As the Incredible Hulk of telecoms grows even stronger, AT&T has less reason to continue a co-branding partnership with Yahoo set to expire…

As the Incredible Hulk of telecoms grows even stronger, AT&T has less reason to continue a co-branding partnership with Yahoo set to expire in April 28, or so contends the WSJ (sub. req.) in a lengthy, complicated piece based primarily on unidentified sources. The partnership dates back to 2004 when AT&T was still SBC. One anecdotal sign of trouble: reports that the Yahoo logo has been painted out on AT&T trucks. “The fraying of the alliance could be a blow to Yahoo, which gets roughly $200 million to $250 million of revenue annually from AT&T, according to two people familiar with the matter. It also shows how AT&T itself is much stronger, and less reliant on Yahoo, than during the early days of their alliance.”
One honking big fly in the ointment: Google, which has been offering large payments like the $900 million going to Fox Interactive Media. A chance to get paid instead of paying what is essentially commission to Yahoo could be hard to ignore.
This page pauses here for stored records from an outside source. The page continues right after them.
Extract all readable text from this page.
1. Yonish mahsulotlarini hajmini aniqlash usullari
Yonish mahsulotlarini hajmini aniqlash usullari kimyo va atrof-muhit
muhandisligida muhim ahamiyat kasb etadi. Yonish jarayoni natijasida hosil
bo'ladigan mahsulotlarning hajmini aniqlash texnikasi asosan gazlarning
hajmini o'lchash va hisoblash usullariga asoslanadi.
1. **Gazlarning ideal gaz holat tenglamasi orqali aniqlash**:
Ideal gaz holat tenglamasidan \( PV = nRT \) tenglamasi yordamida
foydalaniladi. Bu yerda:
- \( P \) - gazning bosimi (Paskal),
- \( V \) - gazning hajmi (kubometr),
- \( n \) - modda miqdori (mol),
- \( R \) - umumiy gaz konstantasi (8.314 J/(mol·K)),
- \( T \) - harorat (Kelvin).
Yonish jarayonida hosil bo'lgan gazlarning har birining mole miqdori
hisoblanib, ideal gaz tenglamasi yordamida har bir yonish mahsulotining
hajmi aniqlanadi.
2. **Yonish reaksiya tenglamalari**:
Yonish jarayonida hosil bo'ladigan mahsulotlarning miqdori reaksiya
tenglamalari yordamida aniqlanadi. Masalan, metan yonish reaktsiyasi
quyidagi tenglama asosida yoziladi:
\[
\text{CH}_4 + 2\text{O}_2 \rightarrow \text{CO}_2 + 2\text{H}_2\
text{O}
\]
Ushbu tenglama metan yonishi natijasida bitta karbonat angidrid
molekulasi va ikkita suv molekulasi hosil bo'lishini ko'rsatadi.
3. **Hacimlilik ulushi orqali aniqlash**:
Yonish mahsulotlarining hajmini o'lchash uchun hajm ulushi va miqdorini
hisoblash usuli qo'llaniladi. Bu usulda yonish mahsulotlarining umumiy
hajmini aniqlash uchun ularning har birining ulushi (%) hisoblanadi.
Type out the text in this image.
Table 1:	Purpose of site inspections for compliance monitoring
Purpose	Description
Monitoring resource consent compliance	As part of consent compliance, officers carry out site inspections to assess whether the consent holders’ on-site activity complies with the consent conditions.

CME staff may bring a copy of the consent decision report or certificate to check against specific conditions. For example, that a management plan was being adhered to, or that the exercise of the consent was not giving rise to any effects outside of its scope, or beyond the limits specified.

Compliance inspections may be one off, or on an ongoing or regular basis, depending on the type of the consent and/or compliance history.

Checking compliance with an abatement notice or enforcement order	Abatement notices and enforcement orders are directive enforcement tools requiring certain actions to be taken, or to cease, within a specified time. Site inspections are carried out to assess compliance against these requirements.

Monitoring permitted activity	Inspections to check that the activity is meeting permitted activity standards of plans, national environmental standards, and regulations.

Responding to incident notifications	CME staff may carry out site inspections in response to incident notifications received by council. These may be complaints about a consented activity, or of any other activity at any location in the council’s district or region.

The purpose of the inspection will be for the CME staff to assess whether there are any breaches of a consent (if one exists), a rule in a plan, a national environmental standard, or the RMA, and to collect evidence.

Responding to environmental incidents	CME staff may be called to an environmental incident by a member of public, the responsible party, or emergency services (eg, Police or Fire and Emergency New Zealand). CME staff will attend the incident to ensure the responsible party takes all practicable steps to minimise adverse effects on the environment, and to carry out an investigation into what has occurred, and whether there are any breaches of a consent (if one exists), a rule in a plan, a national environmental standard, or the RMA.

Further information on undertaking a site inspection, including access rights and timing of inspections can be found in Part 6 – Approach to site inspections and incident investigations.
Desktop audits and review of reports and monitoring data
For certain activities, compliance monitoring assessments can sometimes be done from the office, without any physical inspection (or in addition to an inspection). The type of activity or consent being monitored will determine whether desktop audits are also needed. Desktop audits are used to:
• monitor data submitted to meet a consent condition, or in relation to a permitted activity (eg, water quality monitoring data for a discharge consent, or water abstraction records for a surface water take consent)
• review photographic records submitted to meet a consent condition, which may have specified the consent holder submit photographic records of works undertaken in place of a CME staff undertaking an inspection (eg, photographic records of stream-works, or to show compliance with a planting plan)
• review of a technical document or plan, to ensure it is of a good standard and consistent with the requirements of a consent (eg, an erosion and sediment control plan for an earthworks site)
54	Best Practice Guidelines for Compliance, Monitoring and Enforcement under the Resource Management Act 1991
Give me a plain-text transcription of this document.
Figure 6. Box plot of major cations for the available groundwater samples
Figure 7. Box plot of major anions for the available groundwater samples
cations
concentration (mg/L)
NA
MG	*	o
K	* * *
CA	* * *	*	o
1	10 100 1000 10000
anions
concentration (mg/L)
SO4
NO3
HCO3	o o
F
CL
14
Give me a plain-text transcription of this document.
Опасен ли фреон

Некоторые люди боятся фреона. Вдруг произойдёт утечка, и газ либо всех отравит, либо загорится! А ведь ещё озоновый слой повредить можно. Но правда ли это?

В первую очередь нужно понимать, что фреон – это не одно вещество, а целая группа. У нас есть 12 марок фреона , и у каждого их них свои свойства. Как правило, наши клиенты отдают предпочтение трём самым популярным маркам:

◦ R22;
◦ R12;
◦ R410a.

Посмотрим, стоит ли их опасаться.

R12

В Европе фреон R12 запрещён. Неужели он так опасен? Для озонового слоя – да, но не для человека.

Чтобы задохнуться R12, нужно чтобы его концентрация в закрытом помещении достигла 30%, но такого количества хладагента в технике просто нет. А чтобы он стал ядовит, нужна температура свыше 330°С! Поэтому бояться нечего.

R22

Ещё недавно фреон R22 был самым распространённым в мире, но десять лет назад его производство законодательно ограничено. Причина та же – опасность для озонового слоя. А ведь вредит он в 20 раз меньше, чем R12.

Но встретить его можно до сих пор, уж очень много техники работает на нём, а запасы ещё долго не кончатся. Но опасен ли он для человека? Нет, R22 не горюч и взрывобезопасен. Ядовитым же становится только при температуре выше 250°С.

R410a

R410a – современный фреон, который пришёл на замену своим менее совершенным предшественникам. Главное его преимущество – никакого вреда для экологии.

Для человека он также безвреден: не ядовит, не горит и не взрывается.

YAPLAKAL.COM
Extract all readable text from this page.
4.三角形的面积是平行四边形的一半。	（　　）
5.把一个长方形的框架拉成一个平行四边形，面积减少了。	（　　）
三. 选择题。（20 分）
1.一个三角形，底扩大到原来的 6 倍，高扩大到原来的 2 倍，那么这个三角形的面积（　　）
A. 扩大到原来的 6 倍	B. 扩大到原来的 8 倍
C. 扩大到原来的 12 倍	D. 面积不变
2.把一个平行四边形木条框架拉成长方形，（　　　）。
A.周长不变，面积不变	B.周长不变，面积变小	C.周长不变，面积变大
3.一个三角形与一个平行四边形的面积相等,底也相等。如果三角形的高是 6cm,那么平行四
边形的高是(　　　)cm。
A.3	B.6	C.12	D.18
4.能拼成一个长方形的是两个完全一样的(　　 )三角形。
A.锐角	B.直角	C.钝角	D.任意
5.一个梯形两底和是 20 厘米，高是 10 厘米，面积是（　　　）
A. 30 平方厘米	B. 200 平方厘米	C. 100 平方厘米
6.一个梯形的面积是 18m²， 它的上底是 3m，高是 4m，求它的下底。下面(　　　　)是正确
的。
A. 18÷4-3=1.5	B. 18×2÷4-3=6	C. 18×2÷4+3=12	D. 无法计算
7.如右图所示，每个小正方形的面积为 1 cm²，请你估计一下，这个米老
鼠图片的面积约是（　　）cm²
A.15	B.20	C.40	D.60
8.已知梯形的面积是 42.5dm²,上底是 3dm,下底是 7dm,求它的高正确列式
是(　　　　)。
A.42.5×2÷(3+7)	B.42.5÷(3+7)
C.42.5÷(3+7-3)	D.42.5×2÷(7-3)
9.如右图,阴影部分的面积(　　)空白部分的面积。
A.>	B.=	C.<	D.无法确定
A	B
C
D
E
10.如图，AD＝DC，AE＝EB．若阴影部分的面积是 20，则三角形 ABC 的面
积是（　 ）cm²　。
One variation would change the way Yahoo is paid, omitting broadband service from the equation and sharing revenue only for services like music and video. Another has the two agreeing to advertising on mobile phones or other services.
On at least one occasion “people familiar with the matter” say AT&T Chairman and CEO Ed Whitacre
has raised the idea of a merger but Yahoo, so far, isn’t interested.